Gold Headed for Biggest Weekly Rise in 4 Months

RUSSIA

Gold perched near a 3-1/2-week high on Friday, underpinned by safe haven demand on the fear of a potential financial meltdown in Cyprus. The crisis has put bullion on track to stage its biggest weekly rise in four months.

FUNDAMENTALS 

Spot gold was little changed at $1,614.74 an ounce by 0008 GMT, after rising to a 3-1/2-week high of $1,616.36 in the previous session. The metal was headed for a weekly gain of about 1.5 percent in its third weekly ascent, its biggest weekly rise in four months. * U.S. gold traded nearly flat at $1,614.20.

Holdings of SPDR Gold Trust, the world's largest gold-backed exchange-traded fund, fell 0.902 tonnes from the previous session to 1,221.26 tonnes on March 21, the lowest since July 2011. The fund is headed for a twelfth week of outflows.
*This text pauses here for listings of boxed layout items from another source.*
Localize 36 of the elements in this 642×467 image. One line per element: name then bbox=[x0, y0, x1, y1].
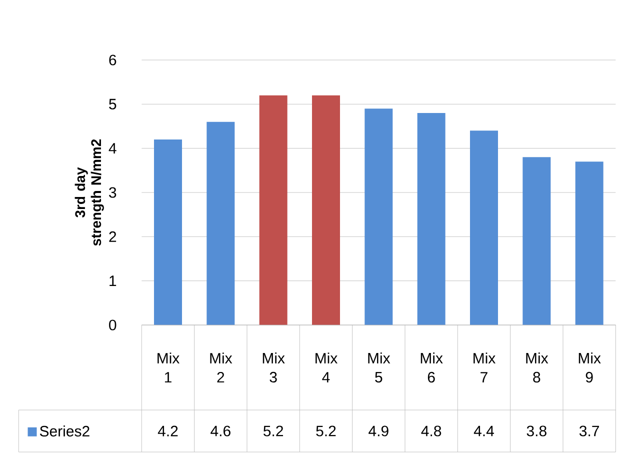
y-tick-label: 0 bbox=[109, 320, 116, 330]
y-tick-label: 3 bbox=[109, 187, 116, 198]
bar bbox=[417, 113, 446, 325]
x-tick-label: Mix 6 bbox=[420, 352, 443, 383]
bar bbox=[522, 157, 551, 325]
y-tick-label: 1 bbox=[110, 276, 116, 286]
bar bbox=[259, 95, 288, 325]
data-label: 4.8 bbox=[421, 426, 442, 436]
bar bbox=[312, 95, 340, 325]
data-label: 3.7 bbox=[579, 426, 600, 436]
y-tick-label: 5 bbox=[109, 98, 116, 110]
x-tick-label: Mix 5 bbox=[368, 352, 390, 383]
data-label: 3.8 bbox=[526, 426, 546, 436]
x-tick-label: Mix 4 bbox=[316, 352, 338, 382]
y-tick-label: 4 bbox=[108, 143, 116, 154]
data-label: 4.9 bbox=[368, 426, 388, 436]
data-label: 5.2 bbox=[316, 426, 336, 436]
bar bbox=[364, 108, 393, 325]
x-tick-label: Mix 2 bbox=[210, 352, 232, 382]
y-tick-label: 6 bbox=[109, 54, 116, 66]
bar bbox=[154, 140, 182, 325]
data-label: 4.4 bbox=[474, 426, 494, 436]
data-label: 4.6 bbox=[210, 426, 230, 436]
bar bbox=[206, 122, 235, 325]
x-tick-label: Mix 3 bbox=[262, 352, 285, 383]
data-label: 4.2 bbox=[158, 426, 178, 436]
x-tick-label: Mix 9 bbox=[578, 352, 601, 383]
y-tick-label: 2 bbox=[109, 231, 116, 242]
legend-label: Series2 bbox=[40, 425, 90, 437]
data-label: 5.2 bbox=[264, 426, 284, 436]
x-tick-label: Mix 1 bbox=[158, 352, 180, 382]
x-tick-label: Mix 7 bbox=[474, 352, 496, 382]
bar bbox=[575, 162, 604, 325]
y-axis-title: 3rd day strength N/mm2 bbox=[74, 139, 104, 246]
bar bbox=[470, 130, 498, 325]
x-tick-label: Mix 8 bbox=[526, 352, 548, 383]
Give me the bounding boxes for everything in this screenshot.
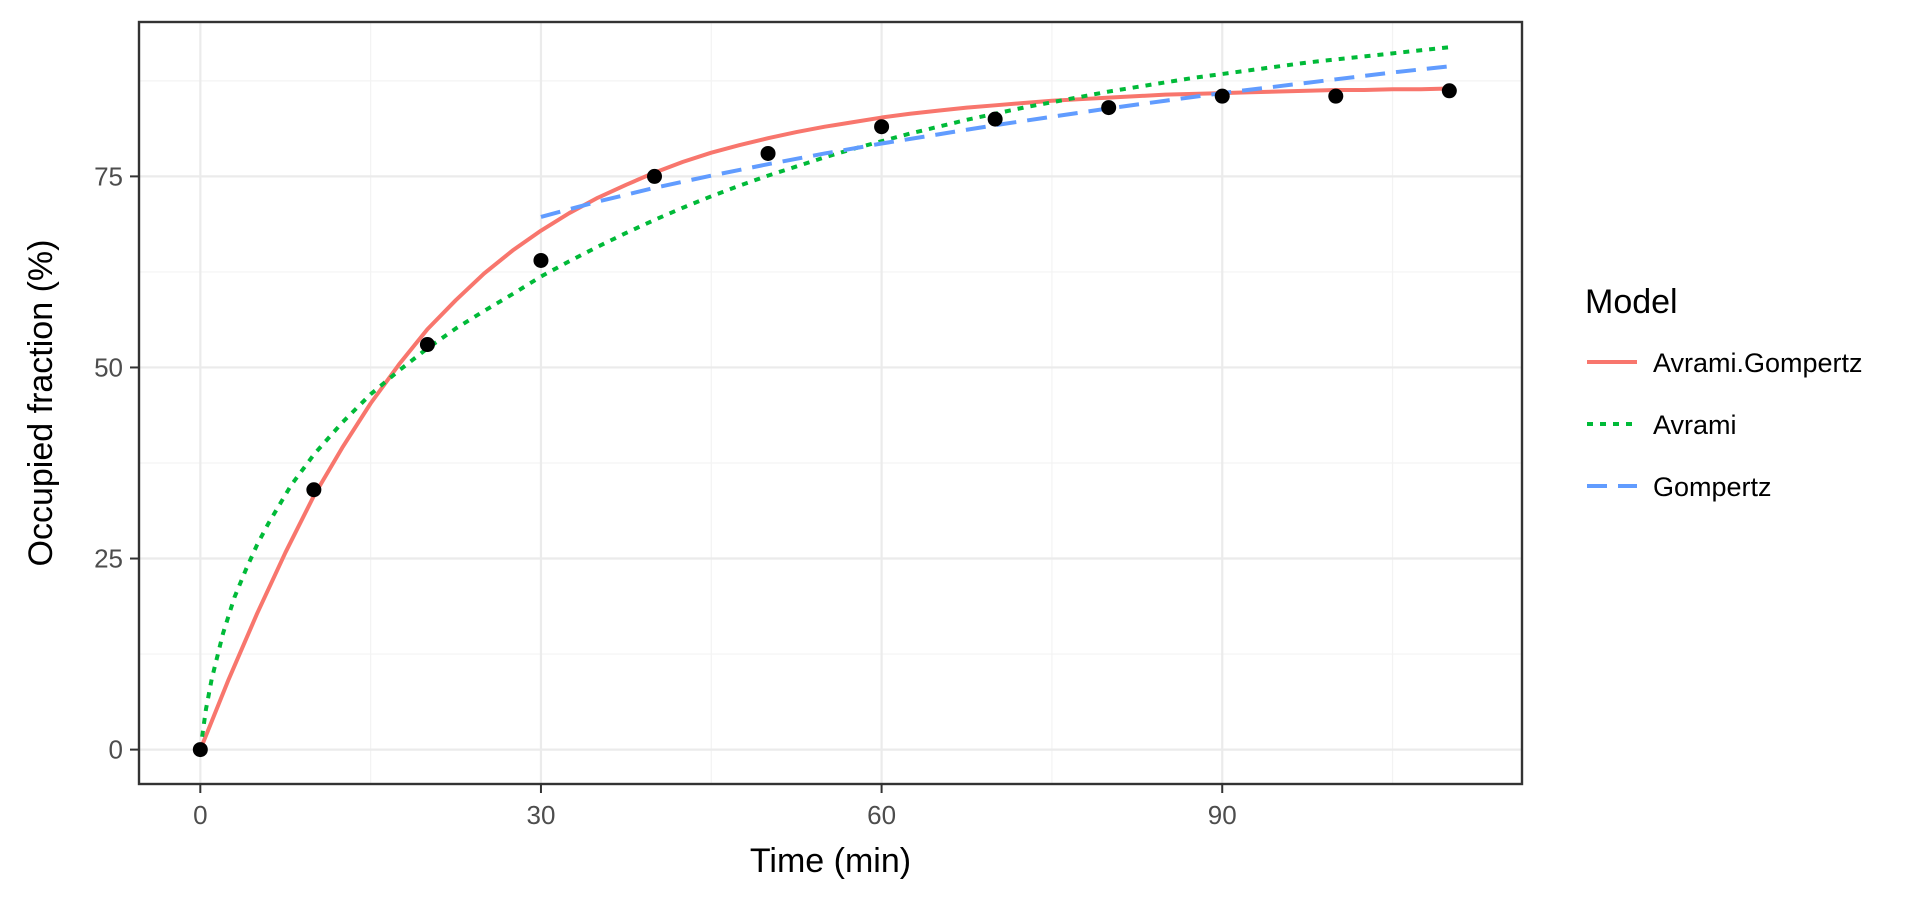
data-point bbox=[1101, 100, 1117, 116]
x-tick-label: 30 bbox=[526, 800, 555, 830]
series-layer bbox=[198, 45, 1450, 751]
legend-title: Model bbox=[1585, 283, 1678, 321]
legend-label: Gompertz bbox=[1653, 472, 1772, 502]
panel-border bbox=[137, 20, 1524, 786]
points-layer bbox=[192, 83, 1457, 758]
data-point bbox=[306, 482, 322, 498]
y-tick-label: 0 bbox=[109, 735, 123, 765]
data-point bbox=[533, 252, 549, 268]
data-point bbox=[1441, 83, 1457, 99]
y-axis-title: Occupied fraction (%) bbox=[22, 240, 60, 567]
legend-label: Avrami bbox=[1653, 410, 1737, 440]
grid-layer bbox=[139, 22, 1522, 784]
series-line-avrami bbox=[198, 45, 1450, 750]
data-point bbox=[647, 168, 663, 184]
y-tick-label: 50 bbox=[94, 352, 123, 382]
legend-entries: Avrami.Gompertz Avrami Gompertz bbox=[1587, 348, 1863, 502]
x-tick-label: 0 bbox=[193, 800, 207, 830]
data-point bbox=[419, 337, 435, 353]
series-line-avrami-gompertz bbox=[198, 86, 1450, 751]
legend-entry: Avrami.Gompertz bbox=[1587, 348, 1863, 378]
x-tick-label: 90 bbox=[1208, 800, 1237, 830]
legend-entry: Gompertz bbox=[1587, 472, 1772, 502]
data-point bbox=[760, 145, 776, 161]
legend: Model Avrami.Gompertz Avrami Gompertz bbox=[1585, 283, 1863, 502]
series-line-gompertz bbox=[540, 64, 1450, 219]
data-point bbox=[874, 119, 890, 135]
x-axis-title: Time (min) bbox=[750, 842, 911, 880]
data-point bbox=[1328, 88, 1344, 104]
legend-label: Avrami.Gompertz bbox=[1653, 348, 1863, 378]
y-tick-label: 75 bbox=[94, 161, 123, 191]
data-point bbox=[192, 742, 208, 758]
y-tick-label: 25 bbox=[94, 544, 123, 574]
data-point bbox=[1214, 88, 1230, 104]
ticks-layer: 0 30 60 90 0 25 50 75 bbox=[94, 161, 1237, 830]
legend-entry: Avrami bbox=[1587, 410, 1737, 440]
x-tick-label: 60 bbox=[867, 800, 896, 830]
data-point bbox=[987, 111, 1003, 127]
Worries about Cyprus's finances resurged, as the European Union gave the country till Monday to raise the billions of euros it needs to clinch an international bailout or face the collapse of its financial system and likely exit from the euro currency zone.

Lawmakers in Cyprus postponed until Friday a debate on emergency legislation tabled by the government to confront the island's financial crisis, saying they needed more time for consultations.

In the United States, a string of data on Thursday on the labour market, factory activity and home sales pointed to a growing momentum in the U.S. economy in the first quarter.

The U.S. House of Representatives eliminated the threat of a government shutdown next week, approving on Thursday a stop-gap funding bill that eases partisan tensions after months of bitter fights over budgets.

The new governor of the Bank of Japan said the central bank is ready to use all means available, including buying longer-term assets, to achieve its 2 percent inflation target, underlining his resolve to beat nearly two decades of grinding deflation.